# Problems connecting wirelessly to printer



## cabildo (Jan 20, 2010)

I'm using Mac OS X v.10.6.2 on a Macbook 3.1. I have an HP Photosmart C8100 all-in-one printer and want to setup a link over the home network using Bonjour for Windows; the other machines are a combination of Windows 7 and XP, all with Bonjour for windows installed.

The problem is this, I had the system working as intended but now my Macbook no longer wants to connect to the printer. It does if I plug the printer directly into the router but his prevents the PCs seeing the printer via bonjour... yes I can print from them via the usual TCP/IP port, but I have had problems maintaining the links which is why I want to use Bonjour. I'm new to Macs and would therefore welcome some insight into why the Macbook isn't connecting.

The router I am using is a Linksys WAG160N, sitting practically on top of the printer, so the signal is excellent.


----------



## sinclair_tm (Mar 11, 2005)

Have you added the printer as a Bonjour printer?


----------



## cabildo (Jan 20, 2010)

Hi, thanks for your time.

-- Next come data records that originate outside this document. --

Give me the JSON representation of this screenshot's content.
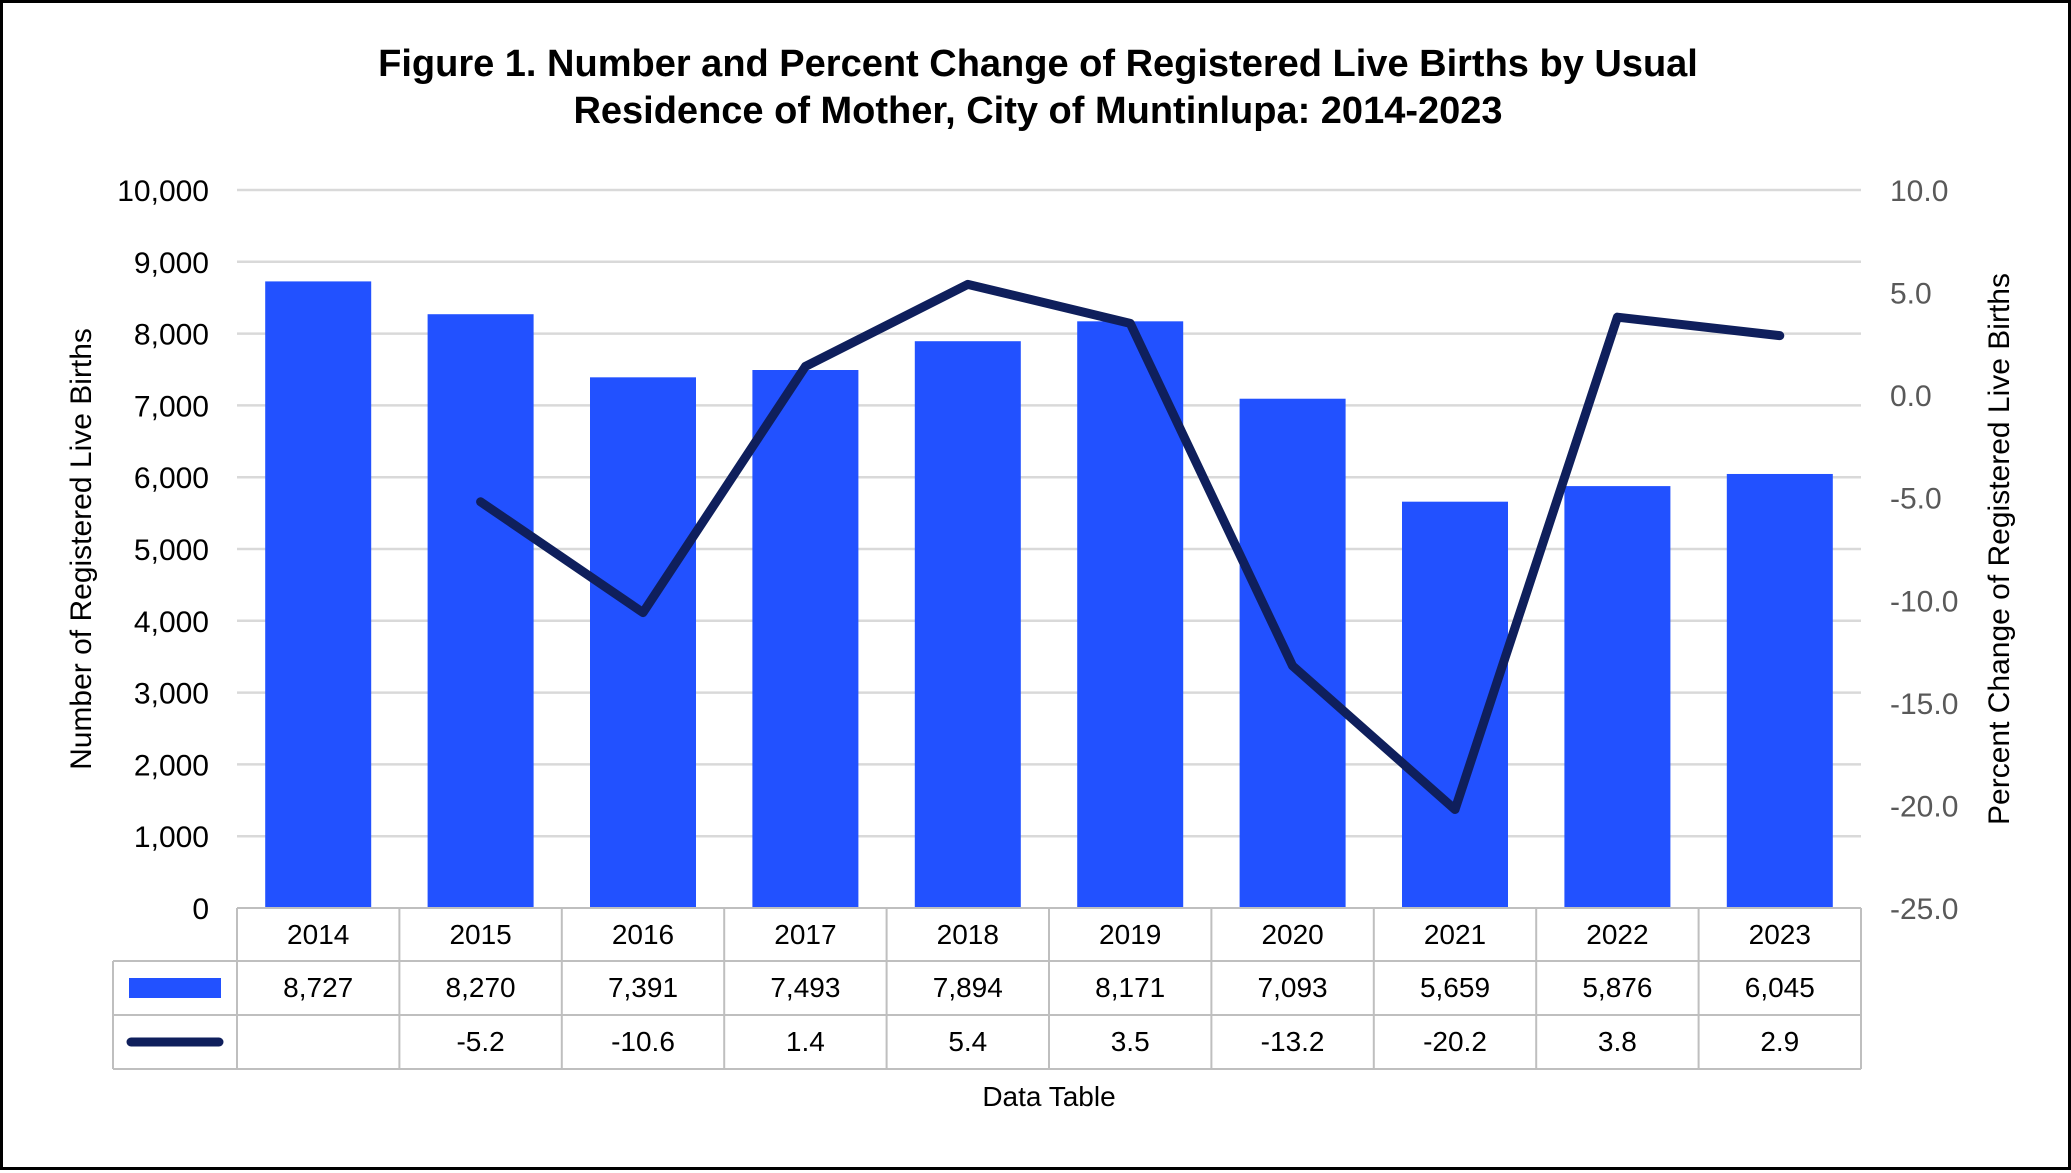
{
  "chart_data": {
    "type": "bar",
    "title_lines": [
      "Figure 1. Number and Percent Change of Registered Live Births by Usual",
      "Residence of Mother, City of Muntinlupa: 2014-2023"
    ],
    "categories": [
      "2014",
      "2015",
      "2016",
      "2017",
      "2018",
      "2019",
      "2020",
      "2021",
      "2022",
      "2023"
    ],
    "series": [
      {
        "type": "bar",
        "axis": "left",
        "color": "#2251FF",
        "values": [
          8727,
          8270,
          7391,
          7493,
          7894,
          8171,
          7093,
          5659,
          5876,
          6045
        ],
        "labels": [
          "8,727",
          "8,270",
          "7,391",
          "7,493",
          "7,894",
          "8,171",
          "7,093",
          "5,659",
          "5,876",
          "6,045"
        ]
      },
      {
        "type": "line",
        "axis": "right",
        "color": "#0F1F5C",
        "values": [
          null,
          -5.2,
          -10.6,
          1.4,
          5.4,
          3.5,
          -13.2,
          -20.2,
          3.8,
          2.9
        ],
        "labels": [
          "",
          "-5.2",
          "-10.6",
          "1.4",
          "5.4",
          "3.5",
          "-13.2",
          "-20.2",
          "3.8",
          "2.9"
        ]
      }
    ],
    "ylabel": "Number of Registered Live Births",
    "y2label": "Percent Change of Registered Live Births",
    "ylim": [
      0,
      10000
    ],
    "y2lim": [
      -25,
      10
    ],
    "yticks": [
      "0",
      "1,000",
      "2,000",
      "3,000",
      "4,000",
      "5,000",
      "6,000",
      "7,000",
      "8,000",
      "9,000",
      "10,000"
    ],
    "y2ticks": [
      "-25.0",
      "-20.0",
      "-15.0",
      "-10.0",
      "-5.0",
      "0.0",
      "5.0",
      "10.0"
    ],
    "data_table_caption": "Data Table",
    "grid": true,
    "gridline_color": "#D9D9D9"
  }
}
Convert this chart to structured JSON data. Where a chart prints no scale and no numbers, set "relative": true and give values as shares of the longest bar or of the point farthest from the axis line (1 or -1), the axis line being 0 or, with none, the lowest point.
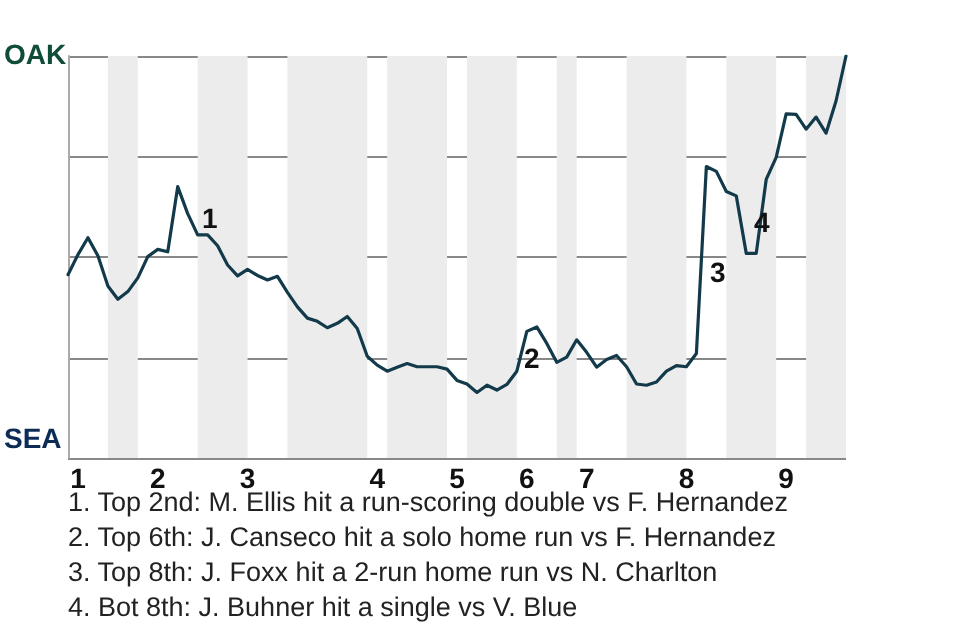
{
  "chart_data": {
    "type": "line",
    "relative": true,
    "categories": [
      null,
      "1",
      null,
      null,
      null,
      null,
      null,
      null,
      null,
      "2",
      null,
      null,
      null,
      null,
      null,
      null,
      null,
      null,
      "3",
      null,
      null,
      null,
      null,
      null,
      null,
      null,
      null,
      null,
      null,
      null,
      null,
      "4",
      null,
      null,
      null,
      null,
      null,
      null,
      null,
      "5",
      null,
      null,
      null,
      null,
      null,
      null,
      "6",
      null,
      null,
      null,
      null,
      null,
      "7",
      null,
      null,
      null,
      null,
      null,
      null,
      null,
      null,
      null,
      "8",
      null,
      null,
      null,
      null,
      null,
      null,
      null,
      null,
      null,
      "9",
      null,
      null,
      null,
      null,
      null,
      null
    ],
    "series": [
      {
        "color": "#123a4a",
        "values": [
          0.456,
          0.506,
          0.548,
          0.503,
          0.428,
          0.395,
          0.414,
          0.448,
          0.501,
          0.519,
          0.513,
          0.675,
          0.608,
          0.555,
          0.555,
          0.528,
          0.48,
          0.453,
          0.469,
          0.454,
          0.443,
          0.452,
          0.412,
          0.376,
          0.348,
          0.34,
          0.324,
          0.335,
          0.352,
          0.322,
          0.253,
          0.231,
          0.216,
          0.226,
          0.235,
          0.227,
          0.227,
          0.227,
          0.221,
          0.193,
          0.184,
          0.163,
          0.181,
          0.169,
          0.183,
          0.216,
          0.315,
          0.326,
          0.285,
          0.238,
          0.251,
          0.294,
          0.263,
          0.226,
          0.245,
          0.255,
          0.227,
          0.184,
          0.181,
          0.189,
          0.216,
          0.23,
          0.227,
          0.26,
          0.725,
          0.713,
          0.663,
          0.652,
          0.509,
          0.509,
          0.693,
          0.748,
          0.856,
          0.855,
          0.818,
          0.848,
          0.808,
          0.888,
          1
        ]
      }
    ],
    "grid": "y",
    "annotations": [
      "OAK",
      "SEA",
      "1",
      "2",
      "3",
      "4",
      "1. Top 2nd: M. Ellis hit a run-scoring double vs F. Hernandez",
      "2. Top 6th: J. Canseco hit a solo home run vs F. Hernandez",
      "3. Top 8th: J. Foxx hit a 2-run home run vs N. Charlton",
      "4. Bot 8th: J. Buhner hit a single vs V. Blue"
    ],
    "marker": "none"
  }
}
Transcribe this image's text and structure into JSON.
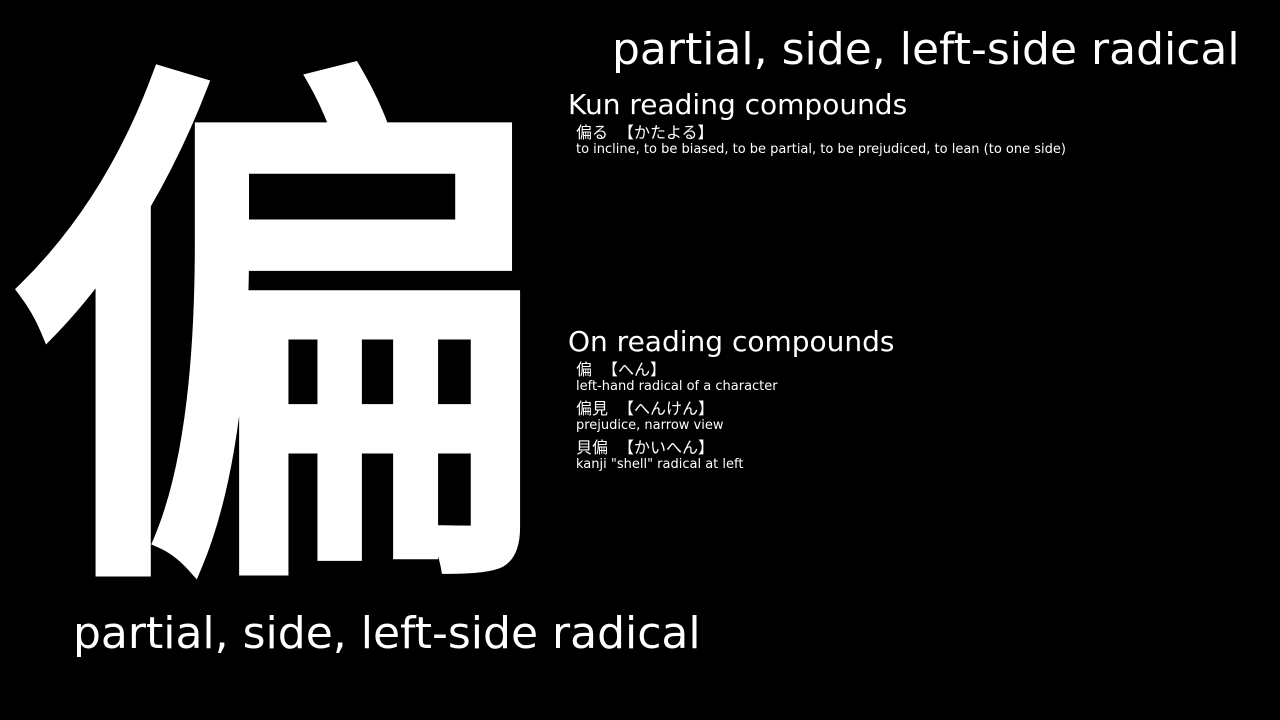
{
  "kanji": "偏",
  "meaning": "partial, side, left-side radical",
  "kun_section": {
    "title": "Kun reading compounds",
    "entries": [
      {
        "word": "偏る",
        "reading": "【かたよる】",
        "gloss": "to incline, to be biased, to be partial, to be prejudiced, to lean (to one side)"
      }
    ]
  },
  "on_section": {
    "title": "On reading compounds",
    "entries": [
      {
        "word": "偏",
        "reading": "【へん】",
        "gloss": "left-hand radical of a character"
      },
      {
        "word": "偏見",
        "reading": "【へんけん】",
        "gloss": "prejudice, narrow view"
      },
      {
        "word": "貝偏",
        "reading": "【かいへん】",
        "gloss": "kanji \"shell\" radical at left"
      }
    ]
  }
}
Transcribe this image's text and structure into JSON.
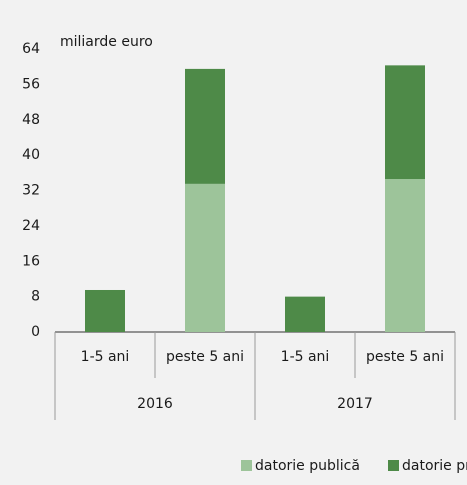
{
  "chart_data": {
    "type": "stacked_bar",
    "y_label": "miliarde euro",
    "categories": [
      "1-5 ani",
      "peste 5 ani",
      "1-5 ani",
      "peste 5 ani"
    ],
    "groups": [
      "2016",
      "2017"
    ],
    "series": [
      {
        "name": "datorie publică",
        "color": "#9dc49a",
        "values": [
          null,
          33.5,
          null,
          34.6
        ]
      },
      {
        "name": "datorie privată",
        "color": "#4e8a48",
        "values": [
          9.5,
          26,
          8,
          25.7
        ]
      }
    ],
    "ylim": [
      0,
      64
    ],
    "yticks": [
      0,
      8,
      16,
      24,
      32,
      40,
      48,
      56,
      64
    ],
    "legend": "bottom"
  }
}
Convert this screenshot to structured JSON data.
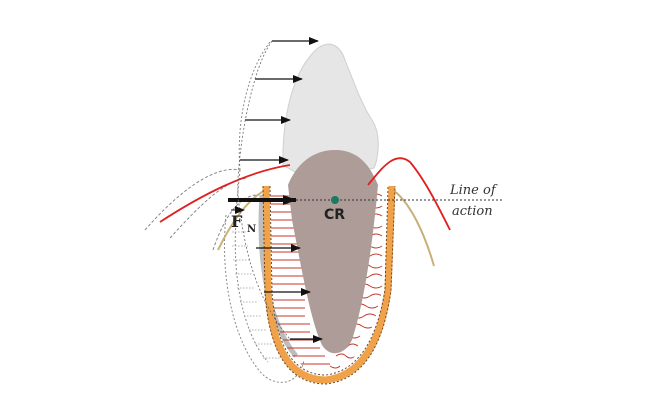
{
  "diagram": {
    "type": "dental-biomechanics",
    "subject": "tooth tipping under a horizontal force"
  },
  "labels": {
    "center_of_resistance": "CR",
    "force": "F",
    "force_subscript": "N",
    "line_of_action_1": "Line of",
    "line_of_action_2": "action"
  },
  "colors": {
    "crown": "#e6e6e6",
    "root": "#ad9c98",
    "pdl_stripes": "#c0392b",
    "gingiva": "#e02020",
    "bone_outline": "#f0a24a",
    "bone_edge": "#6b4a2a",
    "alveolar_crest": "#c8b078",
    "cr_dot": "#1c7a5e",
    "ghost_outline": "#999999",
    "arrow": "#111111"
  },
  "icons": {
    "force_arrow": "arrow-right-icon",
    "distribution_arrows": "arrow-right-icon"
  }
}
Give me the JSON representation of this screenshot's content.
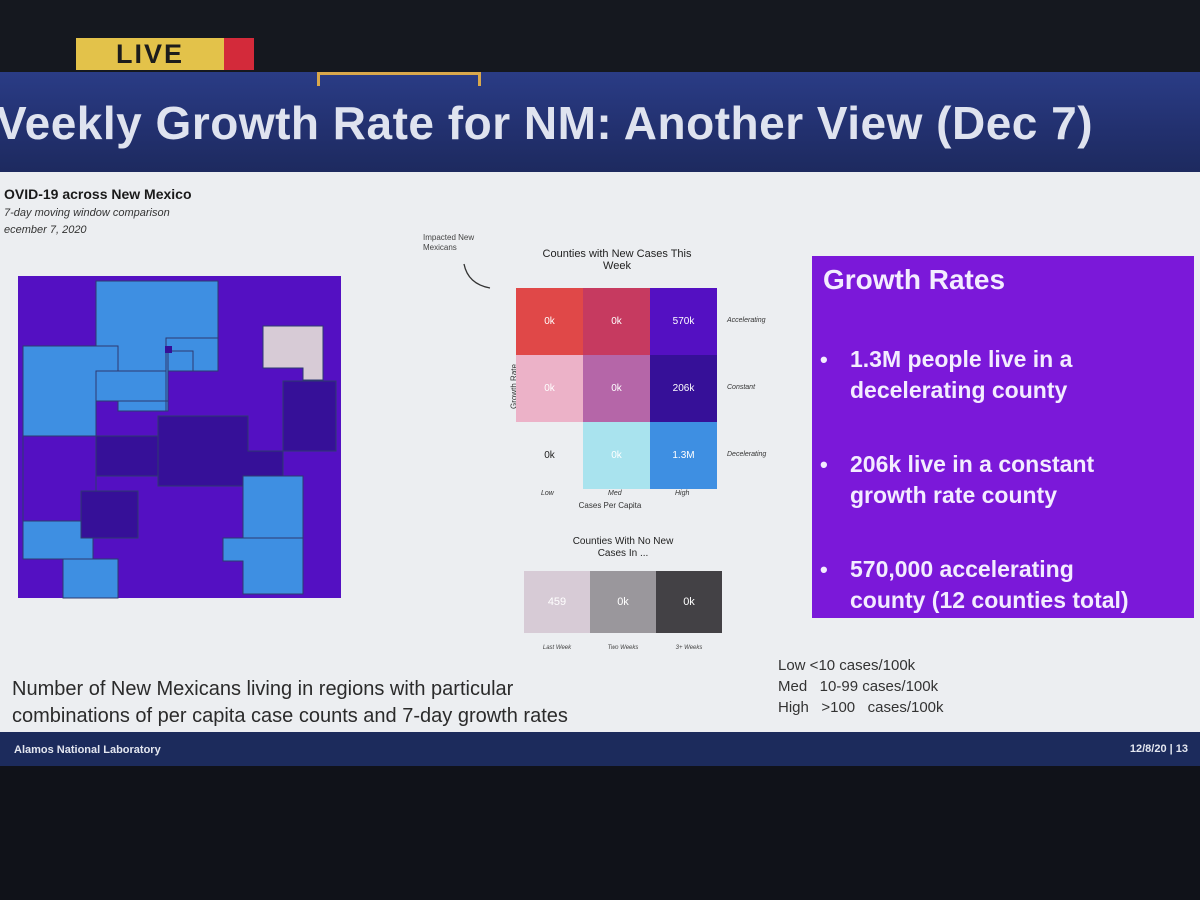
{
  "live_badge": "LIVE",
  "slide": {
    "title": "Veekly Growth Rate for NM: Another View (Dec 7)",
    "footer_left": "Alamos National Laboratory",
    "footer_right": "12/8/20 | 13"
  },
  "map": {
    "title": "OVID-19 across New Mexico",
    "subtitle": "7-day moving window comparison",
    "date": "ecember 7, 2020"
  },
  "matrix": {
    "annotation": "Impacted New Mexicans",
    "title": "Counties with New Cases This Week",
    "y_axis": "Growth Rate",
    "x_axis": "Cases Per Capita",
    "row_labels": [
      "Accelerating",
      "Constant",
      "Decelerating"
    ],
    "col_labels": [
      "Low",
      "Med",
      "High"
    ],
    "cells": [
      [
        "0k",
        "0k",
        "570k"
      ],
      [
        "0k",
        "0k",
        "206k"
      ],
      [
        "0k",
        "0k",
        "1.3M"
      ]
    ],
    "colors": {
      "accel": [
        "#e04848",
        "#c63a60",
        "#5410c2"
      ],
      "const": [
        "#ecb2c8",
        "#b566a8",
        "#361098"
      ],
      "decel": [
        "#eceef1",
        "#a9e3ee",
        "#3e8fe2"
      ]
    }
  },
  "no_new_cases": {
    "title": "Counties With No New Cases In ...",
    "cells": [
      "459",
      "0k",
      "0k"
    ],
    "labels": [
      "Last Week",
      "Two Weeks",
      "3+ Weeks"
    ],
    "colors": [
      "#d7cbd6",
      "#9a979c",
      "#434145"
    ]
  },
  "growth_rates": {
    "title": "Growth Rates",
    "bullet_char": "•",
    "bullets": [
      {
        "line1": "1.3M  people live in a",
        "line2": "decelerating county"
      },
      {
        "line1": "206k live in a constant",
        "line2": "growth rate county"
      },
      {
        "line1": "570,000 accelerating",
        "line2": "county (12 counties total)"
      }
    ],
    "bg_color": "#7b18d9"
  },
  "caption": {
    "line1": "Number of New Mexicans living in regions with particular",
    "line2": "combinations of per capita case counts and 7-day growth rates"
  },
  "legend": {
    "low": "Low <10 cases/100k",
    "med": "Med   10-99 cases/100k",
    "high": "High   >100   cases/100k"
  },
  "map_colors": {
    "accelerating": "#5410c2",
    "constant": "#361098",
    "decelerating": "#3e8fe2",
    "no_new_cases": "#d7cbd6"
  }
}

Do you mean on the Mac?


----------



## sinclair_tm (Mar 11, 2005)

Yes, open the Printer and Fax System Preference Pane and when you add printers, there is an icon at the top that says Bonjour printers. With the printer on and connect to the network, click that button and the Mac will either find it, or ask for the Bonjour address. Then tell it to remember the printer and it should work.


----------



## cabildo (Jan 20, 2010)

Hi, following your directions I don't see the bonjour icon. Do I need to enable something? I also don't seem to find any reference to Bonjour on the Mac at all and wonder if it is an option I managed somehow not to install when I upgraded to Leopard.


----------



## sinclair_tm (Mar 11, 2005)

Bonjour is part of the OS, it installs always. If the printer is on, then add printer and click on the default button, and Bonjour printers the Mac sees are there.


----------



## cabildo (Jan 20, 2010)

Hello again.
You will be getting fed up with me because again I am not seeing what is said to be there. Pressing '+' to add a printer and then selecting default, a window opens but there are no printers. I am beginning to think it may be something to do with the network rather than either the printer or the Mac. The router is a dual band with the printer 802.11g and the Mac 802.11n, what do you think?


----------



## sinclair_tm (Mar 11, 2005)

The router will control the data from the Mac and the printer, they will not be talking directly. Does the Mac connect to the network, see the other computers on it? And to make sure, the Windows PCs are seeing the printer just fine? Do they see the Mac?


----------



## cabildo (Jan 20, 2010)

Once again thanks for your time and patience. 
The Mac sees the printer at times and when it does the PCs can find the Printer using the Bonjour wizard. I have Network Magic on the PCs and can see the MAC with it, but I don't see the PCs from the Mac. 
I had success today and had the desired system in place... however having put the MAC to sleep, find it has lost everything again despite having locked it all before closing the lid.


----------



## sinclair_tm (Mar 11, 2005)

Create a new admin user account and use that account to connect and then see if the settings stick after sleeping.


----------



## cabildo (Jan 20, 2010)

I did as you suggested without success. I'm convinced the problem is with the configuration of the dual band router. I was mistaken with the PCs seeing the Mac, they cannot access it, it was just showing up on the network magic graphics from an earlier time. I've put NM on the mac now and it cannot see anything on the network otherthan the router. When I tried to ping the printer from the router via the mac, it stated it could not identify the host. 
I shall persevere and try to understand how I can change the settings on the router so it can see both both channels and allow crossover communications. Thanks for your time, I'll post whether I get any success when I have achieved it.


----------



## sinclair_tm (Mar 11, 2005)

I would just turn the wireless-N off. The Mac will connect to which ever speed it can, so it will automatically drop to wireless-G speeds if the router is only running G. Again, check to make sure that it is set up as a DHCP server, and the Mac is set up to get an IP address from DHCP server. Also, if there is a modem attached to the router for internet, unplug that and give it a try. Most modems are set up as DHCP servers as well, and many times, home networks fail because both the modem and router are trying to assign out IP addresses, and they fight, breaking things like network printers.


----------



## DJ TBA (Jan 30, 2010)

To the OP: You are not alone, my C8100 all-in-one printer HATES my iMac. I have never got it to work properly via wireless. Strangely my partners MacBook that I set up in the exact same way, works fine!?!


----------



## cabildo (Jan 20, 2010)

Hi, sorry for the delay in responding.
I had done exactly what you suggested and effectively disabled the n band with immediate success. I now see everything you said I should have seen and the printer can now be seen and used wirelessly by all computers, iphone and ipod touch. Mind you I do have to reset the router occasionally for the PCs to see the printer via Bonjour, but I can live with that. 
So once again, many thanks for your help!


----------